I’m planning a unit on the California Gold Rush for my 3rd and 5th grader. Do you have any book suggestions for readalouds?
I’m always going to recommend By the Great Horn Spoon, by Sid Fleischman, which is one of the best Gold Rush readalouds (and one of the best elementary school readalouds, period, in my opinion). Bold adventures, leering villains, and a determined twelve-year-old hero make this one of those books that will have your kids begging for “just one more chapter.”

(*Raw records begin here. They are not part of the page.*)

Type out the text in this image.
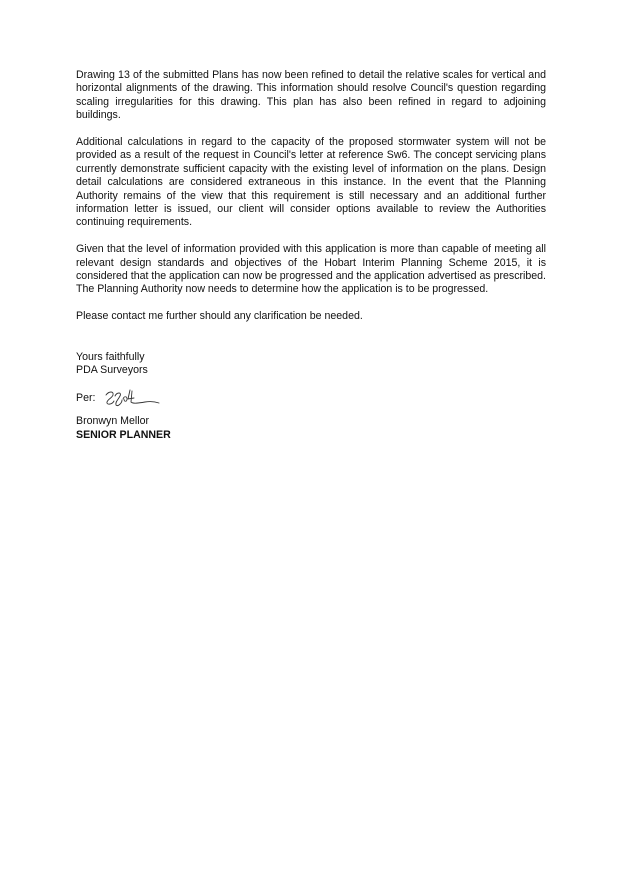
Drawing 13 of the submitted Plans has now been refined to detail the relative scales for vertical and horizontal alignments of the drawing. This information should resolve Council's question regarding scaling irregularities for this drawing. This plan has also been refined in regard to adjoining buildings.

Additional calculations in regard to the capacity of the proposed stormwater system will not be provided as a result of the request in Council's letter at reference Sw6. The concept servicing plans currently demonstrate sufficient capacity with the existing level of information on the plans. Design detail calculations are considered extraneous in this instance. In the event that the Planning Authority remains of the view that this requirement is still necessary and an additional further information letter is issued, our client will consider options available to review the Authorities continuing requirements.

Given that the level of information provided with this application is more than capable of meeting all relevant design standards and objectives of the Hobart Interim Planning Scheme 2015, it is considered that the application can now be progressed and the application advertised as prescribed. The Planning Authority now needs to determine how the application is to be progressed.

Please contact me further should any clarification be needed.

Yours faithfully
PDA Surveyors
Per:
Bronwyn Mellor
SENIOR PLANNER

Karen Cushman’s The Ballad of Lucy Whipple, tells the story of a girl (who changes her name from California Morning to plain Lucy) who goes from a comfortable life in Massachusetts to the rough-and-tumble world of a California gold mining town. Cushman’s a pro at weaving well-researched period details into her stories, and this book really brings the experience of a California mining camp to life.
Seeds of Hope: The Gold Rush Diary of Susanna Fairchild, California Territory 1849 by Kristiana Gregory is part of the Dear America series and makes a good counterpoint to the merrier Gold Rush narratives. Life in camp was hard, especially for women, and this novel, chronicling the tale of a girl whose family travels from New York to strike it rich, does a nice job illuminating those dangers without getting too scary.
If your kids like funny books, check out How to Get Rich in the California Gold Rush by Tod Olson, a tongue-in-cheek look at what prospecting was really like. Though the book’s charming hero Thomas Hartley is completely fictional, the book paints a historically accurate picture of the Gold Rush experience.
In case you want to add a little nonfiction to your list, The California Gold Rush by May McNeer weaves rich details and anecdotes kids will appreciate with plenty of facts in an easy-reading account of the great Gold Rush.
And you didn’t ask, but I have to recommend California Gold Rush Cooking, by Lisa Golden Schroeder, a cookbook that lets you try your hand at making eight simple recipes miners would have eaten during the Gold Rush, like hand pies and chop suey. For extra credit, cook them over an open fire.